Coverage in wireless sensor networks (WSNs)
is a well-studied problem. In most of the situation WSNs
have two-dimensional bounded continuous domain. In
practice, sensors usually dropped randomly from air on
previously determined points (called, vertices) of the
domain (called Region of Interest or simply ROI). But
since the deployment is random in manner the sensors
will not place on the target vertices in most of the times.
Hence ROI will not cover by the deployed sensors. The
question is, how we reduced the area which is not covered
by the sensors? Usually, extra sensors are dropped on
some randomly chosen vertices to minimize the
uncovered area. In our previous work we developed an
alternative strategy, we reduced the distance between two
adjacent vertices and drop exactly one sensor on each
vertex. The amount of reduction depends on the number
of extra sensors used.

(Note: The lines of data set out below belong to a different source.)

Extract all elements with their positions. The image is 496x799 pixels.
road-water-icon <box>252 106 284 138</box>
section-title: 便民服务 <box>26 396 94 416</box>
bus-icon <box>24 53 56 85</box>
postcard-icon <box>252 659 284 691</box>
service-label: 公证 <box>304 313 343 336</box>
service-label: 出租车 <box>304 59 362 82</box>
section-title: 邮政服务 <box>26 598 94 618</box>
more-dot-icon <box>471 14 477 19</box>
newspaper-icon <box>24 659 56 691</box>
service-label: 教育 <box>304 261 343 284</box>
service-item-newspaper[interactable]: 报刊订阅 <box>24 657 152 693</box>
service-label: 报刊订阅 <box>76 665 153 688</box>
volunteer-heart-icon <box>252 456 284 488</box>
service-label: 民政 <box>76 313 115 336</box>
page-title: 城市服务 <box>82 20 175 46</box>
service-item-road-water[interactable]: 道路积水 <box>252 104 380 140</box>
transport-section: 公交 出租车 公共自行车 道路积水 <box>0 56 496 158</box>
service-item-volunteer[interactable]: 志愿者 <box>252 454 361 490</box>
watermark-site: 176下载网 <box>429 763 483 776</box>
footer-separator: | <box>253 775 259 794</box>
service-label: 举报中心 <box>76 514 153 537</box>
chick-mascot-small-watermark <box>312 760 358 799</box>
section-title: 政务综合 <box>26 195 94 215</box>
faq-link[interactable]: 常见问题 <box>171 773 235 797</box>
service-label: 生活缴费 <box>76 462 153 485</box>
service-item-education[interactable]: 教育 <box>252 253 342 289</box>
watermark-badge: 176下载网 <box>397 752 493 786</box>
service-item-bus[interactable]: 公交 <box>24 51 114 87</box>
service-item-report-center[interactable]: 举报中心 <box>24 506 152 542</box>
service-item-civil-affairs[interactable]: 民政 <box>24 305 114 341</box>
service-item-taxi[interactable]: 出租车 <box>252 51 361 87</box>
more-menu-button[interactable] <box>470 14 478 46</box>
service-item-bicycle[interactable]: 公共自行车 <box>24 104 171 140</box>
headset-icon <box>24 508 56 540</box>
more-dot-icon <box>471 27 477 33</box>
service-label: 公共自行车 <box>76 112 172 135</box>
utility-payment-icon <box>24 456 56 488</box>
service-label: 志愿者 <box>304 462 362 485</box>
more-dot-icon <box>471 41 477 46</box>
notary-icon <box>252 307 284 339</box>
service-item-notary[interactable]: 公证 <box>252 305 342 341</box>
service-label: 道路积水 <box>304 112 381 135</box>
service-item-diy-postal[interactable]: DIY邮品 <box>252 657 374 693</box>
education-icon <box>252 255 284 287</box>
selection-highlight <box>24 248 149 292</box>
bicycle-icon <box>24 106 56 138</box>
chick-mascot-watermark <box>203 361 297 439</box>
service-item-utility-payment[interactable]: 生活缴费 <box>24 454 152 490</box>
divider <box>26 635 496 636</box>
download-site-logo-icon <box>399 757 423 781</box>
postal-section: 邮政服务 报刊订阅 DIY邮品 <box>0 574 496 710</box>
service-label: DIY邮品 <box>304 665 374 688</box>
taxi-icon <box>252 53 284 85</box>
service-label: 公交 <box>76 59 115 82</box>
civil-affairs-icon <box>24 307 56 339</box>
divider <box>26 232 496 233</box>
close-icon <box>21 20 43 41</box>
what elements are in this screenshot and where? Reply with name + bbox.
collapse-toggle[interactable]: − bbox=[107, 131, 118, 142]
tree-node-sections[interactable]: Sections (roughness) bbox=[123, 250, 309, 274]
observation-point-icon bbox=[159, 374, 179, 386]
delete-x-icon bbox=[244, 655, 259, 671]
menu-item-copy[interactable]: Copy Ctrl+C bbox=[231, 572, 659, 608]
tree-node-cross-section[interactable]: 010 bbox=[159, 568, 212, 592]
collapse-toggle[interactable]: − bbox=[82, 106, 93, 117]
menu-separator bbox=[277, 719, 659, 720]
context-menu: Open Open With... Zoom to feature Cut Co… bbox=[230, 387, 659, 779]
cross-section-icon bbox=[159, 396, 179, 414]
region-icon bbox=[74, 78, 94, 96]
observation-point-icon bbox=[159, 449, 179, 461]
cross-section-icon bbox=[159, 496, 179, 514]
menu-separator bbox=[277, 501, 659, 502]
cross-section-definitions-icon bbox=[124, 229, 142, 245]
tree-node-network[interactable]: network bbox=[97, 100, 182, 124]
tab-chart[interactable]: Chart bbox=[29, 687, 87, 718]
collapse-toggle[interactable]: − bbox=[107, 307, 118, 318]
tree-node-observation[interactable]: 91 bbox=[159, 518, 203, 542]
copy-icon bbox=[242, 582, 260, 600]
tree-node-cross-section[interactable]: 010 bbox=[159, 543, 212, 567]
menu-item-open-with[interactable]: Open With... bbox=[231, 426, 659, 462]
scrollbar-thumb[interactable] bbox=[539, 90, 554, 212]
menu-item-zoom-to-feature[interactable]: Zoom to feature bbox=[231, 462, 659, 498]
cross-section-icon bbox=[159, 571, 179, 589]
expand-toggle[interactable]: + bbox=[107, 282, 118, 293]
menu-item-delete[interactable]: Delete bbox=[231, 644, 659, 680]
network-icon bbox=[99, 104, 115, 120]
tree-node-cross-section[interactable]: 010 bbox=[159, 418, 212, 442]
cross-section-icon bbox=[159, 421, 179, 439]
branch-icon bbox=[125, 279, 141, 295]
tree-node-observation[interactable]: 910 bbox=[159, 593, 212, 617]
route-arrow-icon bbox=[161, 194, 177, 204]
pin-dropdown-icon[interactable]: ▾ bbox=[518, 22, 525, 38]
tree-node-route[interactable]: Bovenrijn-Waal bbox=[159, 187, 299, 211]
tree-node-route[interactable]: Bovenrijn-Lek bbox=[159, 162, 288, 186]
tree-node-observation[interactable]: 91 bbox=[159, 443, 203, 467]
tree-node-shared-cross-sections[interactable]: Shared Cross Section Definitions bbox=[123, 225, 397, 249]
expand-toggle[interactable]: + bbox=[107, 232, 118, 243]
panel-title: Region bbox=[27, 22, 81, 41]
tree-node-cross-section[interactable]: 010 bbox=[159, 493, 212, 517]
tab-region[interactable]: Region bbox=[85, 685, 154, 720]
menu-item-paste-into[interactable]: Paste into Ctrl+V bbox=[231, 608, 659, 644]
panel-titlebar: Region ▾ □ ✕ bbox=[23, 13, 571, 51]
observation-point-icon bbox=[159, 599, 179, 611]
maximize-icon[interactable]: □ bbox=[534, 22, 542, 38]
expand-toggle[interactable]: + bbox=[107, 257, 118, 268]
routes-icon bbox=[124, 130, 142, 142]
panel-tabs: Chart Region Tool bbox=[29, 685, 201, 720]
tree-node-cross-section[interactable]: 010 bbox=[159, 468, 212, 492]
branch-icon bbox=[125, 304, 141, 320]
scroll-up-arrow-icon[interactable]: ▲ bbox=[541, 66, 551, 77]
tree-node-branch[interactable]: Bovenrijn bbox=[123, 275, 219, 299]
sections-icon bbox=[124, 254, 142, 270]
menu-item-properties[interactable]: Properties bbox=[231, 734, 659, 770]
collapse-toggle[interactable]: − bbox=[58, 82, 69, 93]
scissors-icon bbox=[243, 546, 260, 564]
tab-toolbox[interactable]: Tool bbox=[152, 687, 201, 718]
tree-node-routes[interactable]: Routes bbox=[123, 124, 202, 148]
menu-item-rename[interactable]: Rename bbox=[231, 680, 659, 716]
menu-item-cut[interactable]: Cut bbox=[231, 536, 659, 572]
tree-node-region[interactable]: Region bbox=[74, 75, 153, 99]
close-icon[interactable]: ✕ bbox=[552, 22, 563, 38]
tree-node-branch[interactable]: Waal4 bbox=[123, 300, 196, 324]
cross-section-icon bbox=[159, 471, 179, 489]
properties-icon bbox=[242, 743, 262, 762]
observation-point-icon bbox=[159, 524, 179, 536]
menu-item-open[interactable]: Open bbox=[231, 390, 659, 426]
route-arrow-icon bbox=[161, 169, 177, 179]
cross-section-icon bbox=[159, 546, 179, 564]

In that paper we compare
uncovered area for the two strategies (the old one and the
alternative one), for two distributions (uniform and
normal), and for several number of excess sensors.
Simulation result shows that alternative strategy is better
for lower variance of the randomness but old one is better
for higher variance. In this paper, we partitioned the ROI
in regular hexagons and develop a new strategy, which is
mixing of the above two strategies, for deployment of
extra sensors. We divide the total number of extra sensors
in two parts. One part is used for reducing the distance
between the two adjacent vertices and other parts is used
for deploying two sensors on some randomly selected
vertices. Simulation results suggest the proper balancing
between these two parts with respect to the variance of
two distributions (uniform and normal).
Keywords : Sensor Coverage; Wireless Sensor; Sensor Networks; Random Deployment.